Isolation, an abundance of food and absence of predators is the reason that some species develop extreme sizes. 

Tenerife Giant Rat was a strong and powerfully muscled rodent able to move on different substrates from the ground to the trees and probably had digging skills[2].
[Image by Ghedoghedo]
The Tenerife Giant Rat probably infested the island, because many remains have been found during archaeological digs. Most remains are from the Pleistocene. Radiocarbon dating has placed some of the finds in the late Pleistocene, a dating that places the extinction of the Tenerife giant rat at about 11,700 years before the present era or about 10,000 BC.

After the Tenerife giant rat became extinct, the island was devoid of rodents until the Vikings arrived around 1000 AD. Mice accompanied the Vikings in their boats and disembarked when they reached the islands[3].

[1] Moncunill-Solé et al: How large are the extinct giant insular rodents?
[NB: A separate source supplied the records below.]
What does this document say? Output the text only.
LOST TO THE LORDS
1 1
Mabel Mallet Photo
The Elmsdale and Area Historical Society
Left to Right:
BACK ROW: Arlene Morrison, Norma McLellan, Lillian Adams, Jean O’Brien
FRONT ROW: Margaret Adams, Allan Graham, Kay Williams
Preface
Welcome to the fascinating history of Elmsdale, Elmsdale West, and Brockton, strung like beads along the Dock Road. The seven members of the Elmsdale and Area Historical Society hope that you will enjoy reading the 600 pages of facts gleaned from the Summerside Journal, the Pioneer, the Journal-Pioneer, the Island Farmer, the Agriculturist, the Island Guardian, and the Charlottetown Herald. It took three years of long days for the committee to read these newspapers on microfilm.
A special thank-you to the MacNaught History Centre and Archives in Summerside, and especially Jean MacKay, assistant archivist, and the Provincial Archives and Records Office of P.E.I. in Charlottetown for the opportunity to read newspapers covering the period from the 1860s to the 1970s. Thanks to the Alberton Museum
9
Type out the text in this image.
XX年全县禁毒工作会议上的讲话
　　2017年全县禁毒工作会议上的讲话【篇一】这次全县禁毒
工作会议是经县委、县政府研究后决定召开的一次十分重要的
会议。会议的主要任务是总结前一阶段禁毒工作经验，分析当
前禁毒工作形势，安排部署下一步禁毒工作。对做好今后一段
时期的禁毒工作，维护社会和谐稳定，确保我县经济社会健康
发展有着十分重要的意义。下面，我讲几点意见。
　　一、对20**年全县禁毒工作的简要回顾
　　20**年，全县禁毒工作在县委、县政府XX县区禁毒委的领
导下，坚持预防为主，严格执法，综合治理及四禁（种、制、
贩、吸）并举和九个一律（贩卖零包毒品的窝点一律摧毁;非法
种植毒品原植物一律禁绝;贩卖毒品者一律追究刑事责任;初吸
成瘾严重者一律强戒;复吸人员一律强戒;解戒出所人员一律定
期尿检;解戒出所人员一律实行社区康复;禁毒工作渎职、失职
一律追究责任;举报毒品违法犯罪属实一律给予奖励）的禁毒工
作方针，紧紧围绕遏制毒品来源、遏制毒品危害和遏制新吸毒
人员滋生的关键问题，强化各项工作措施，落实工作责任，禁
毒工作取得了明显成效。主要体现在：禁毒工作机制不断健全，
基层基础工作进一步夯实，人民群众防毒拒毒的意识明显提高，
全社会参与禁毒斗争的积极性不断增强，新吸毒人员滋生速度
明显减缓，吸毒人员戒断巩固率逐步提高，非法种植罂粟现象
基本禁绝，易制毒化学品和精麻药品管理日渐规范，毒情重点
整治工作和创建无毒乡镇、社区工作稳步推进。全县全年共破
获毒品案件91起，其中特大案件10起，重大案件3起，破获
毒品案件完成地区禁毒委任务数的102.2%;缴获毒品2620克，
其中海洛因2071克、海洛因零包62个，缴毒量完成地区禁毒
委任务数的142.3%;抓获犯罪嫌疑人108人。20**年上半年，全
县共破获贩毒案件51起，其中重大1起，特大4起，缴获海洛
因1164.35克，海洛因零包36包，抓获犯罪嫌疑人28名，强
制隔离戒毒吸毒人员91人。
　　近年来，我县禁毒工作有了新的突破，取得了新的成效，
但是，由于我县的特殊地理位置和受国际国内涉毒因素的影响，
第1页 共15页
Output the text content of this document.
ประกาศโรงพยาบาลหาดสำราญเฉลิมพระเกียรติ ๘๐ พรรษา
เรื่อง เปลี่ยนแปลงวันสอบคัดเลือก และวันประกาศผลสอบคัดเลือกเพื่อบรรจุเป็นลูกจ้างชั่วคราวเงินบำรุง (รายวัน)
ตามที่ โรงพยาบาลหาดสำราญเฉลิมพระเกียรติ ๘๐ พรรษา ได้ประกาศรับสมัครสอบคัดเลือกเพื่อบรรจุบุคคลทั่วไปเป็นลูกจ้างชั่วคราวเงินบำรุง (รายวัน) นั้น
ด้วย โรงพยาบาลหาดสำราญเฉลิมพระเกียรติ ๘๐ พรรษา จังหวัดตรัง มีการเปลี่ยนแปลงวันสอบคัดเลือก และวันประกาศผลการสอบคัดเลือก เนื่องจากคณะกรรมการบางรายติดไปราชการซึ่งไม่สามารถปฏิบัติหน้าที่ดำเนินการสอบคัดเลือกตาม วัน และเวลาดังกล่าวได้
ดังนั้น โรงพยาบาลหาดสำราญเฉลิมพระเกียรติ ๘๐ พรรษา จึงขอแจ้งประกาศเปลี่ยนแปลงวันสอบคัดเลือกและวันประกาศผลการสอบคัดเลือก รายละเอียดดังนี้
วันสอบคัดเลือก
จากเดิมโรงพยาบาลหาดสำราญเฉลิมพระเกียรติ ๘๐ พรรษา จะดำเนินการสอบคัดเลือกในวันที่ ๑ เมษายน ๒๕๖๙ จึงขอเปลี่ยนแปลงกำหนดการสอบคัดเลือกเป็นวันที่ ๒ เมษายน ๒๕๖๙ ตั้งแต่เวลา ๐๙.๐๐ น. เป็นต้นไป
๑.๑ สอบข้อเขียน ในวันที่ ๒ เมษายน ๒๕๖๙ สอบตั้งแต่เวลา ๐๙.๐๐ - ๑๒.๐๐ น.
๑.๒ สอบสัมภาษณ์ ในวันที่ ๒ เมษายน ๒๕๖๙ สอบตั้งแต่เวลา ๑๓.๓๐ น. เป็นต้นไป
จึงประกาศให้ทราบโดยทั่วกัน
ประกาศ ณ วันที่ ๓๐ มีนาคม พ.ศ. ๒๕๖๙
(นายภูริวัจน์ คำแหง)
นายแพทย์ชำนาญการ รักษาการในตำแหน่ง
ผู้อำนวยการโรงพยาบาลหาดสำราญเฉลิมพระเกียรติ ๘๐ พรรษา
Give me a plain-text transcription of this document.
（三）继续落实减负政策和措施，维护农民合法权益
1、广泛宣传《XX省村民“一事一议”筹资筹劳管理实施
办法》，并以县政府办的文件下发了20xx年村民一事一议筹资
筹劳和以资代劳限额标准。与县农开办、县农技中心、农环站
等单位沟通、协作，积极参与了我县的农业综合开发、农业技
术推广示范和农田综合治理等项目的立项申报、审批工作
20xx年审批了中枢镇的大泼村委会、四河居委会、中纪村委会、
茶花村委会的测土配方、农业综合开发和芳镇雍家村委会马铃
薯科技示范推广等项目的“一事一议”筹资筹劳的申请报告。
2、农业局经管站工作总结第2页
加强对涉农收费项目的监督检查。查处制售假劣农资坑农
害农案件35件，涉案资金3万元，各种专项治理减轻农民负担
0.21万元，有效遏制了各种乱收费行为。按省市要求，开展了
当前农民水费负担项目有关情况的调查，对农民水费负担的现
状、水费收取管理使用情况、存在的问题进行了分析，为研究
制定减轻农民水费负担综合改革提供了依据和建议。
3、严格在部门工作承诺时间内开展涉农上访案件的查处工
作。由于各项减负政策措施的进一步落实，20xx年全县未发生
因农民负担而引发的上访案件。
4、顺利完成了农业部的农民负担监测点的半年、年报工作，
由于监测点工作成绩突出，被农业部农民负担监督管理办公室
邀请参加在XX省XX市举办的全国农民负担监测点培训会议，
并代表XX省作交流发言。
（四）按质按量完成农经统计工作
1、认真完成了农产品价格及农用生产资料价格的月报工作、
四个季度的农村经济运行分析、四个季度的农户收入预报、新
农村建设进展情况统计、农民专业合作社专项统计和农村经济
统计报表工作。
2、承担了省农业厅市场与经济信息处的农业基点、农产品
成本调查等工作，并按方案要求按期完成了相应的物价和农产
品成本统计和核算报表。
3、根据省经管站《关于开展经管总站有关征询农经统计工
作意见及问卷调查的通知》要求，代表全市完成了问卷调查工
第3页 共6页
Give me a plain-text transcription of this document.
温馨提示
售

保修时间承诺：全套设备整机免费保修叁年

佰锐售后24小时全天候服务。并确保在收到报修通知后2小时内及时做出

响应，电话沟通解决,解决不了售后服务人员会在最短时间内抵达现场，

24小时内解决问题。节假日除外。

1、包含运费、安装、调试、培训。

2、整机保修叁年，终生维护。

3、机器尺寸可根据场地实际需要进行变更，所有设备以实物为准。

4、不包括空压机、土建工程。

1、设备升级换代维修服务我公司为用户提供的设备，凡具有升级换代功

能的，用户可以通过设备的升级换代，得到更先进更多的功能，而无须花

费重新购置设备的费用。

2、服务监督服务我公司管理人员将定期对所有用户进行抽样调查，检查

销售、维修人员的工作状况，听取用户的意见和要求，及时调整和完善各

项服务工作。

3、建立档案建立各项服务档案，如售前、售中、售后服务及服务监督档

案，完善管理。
New body mass estimations from teeth and bones in Integrative Zoology - 2014
[2] Michaux et al: Body shape and life style of the extinct rodent Canariomys bravoi (Mammalia, Murinae) from Tenerife, Canary Islands (Spain) in Comptes Rendus Palevol - 2012 

[3] Rando et al: Radiocarbon evidence for the presence of mice on Madeira Island (North Atlantic) one millennium ago in Royal Society Proceedings - 2014. See here.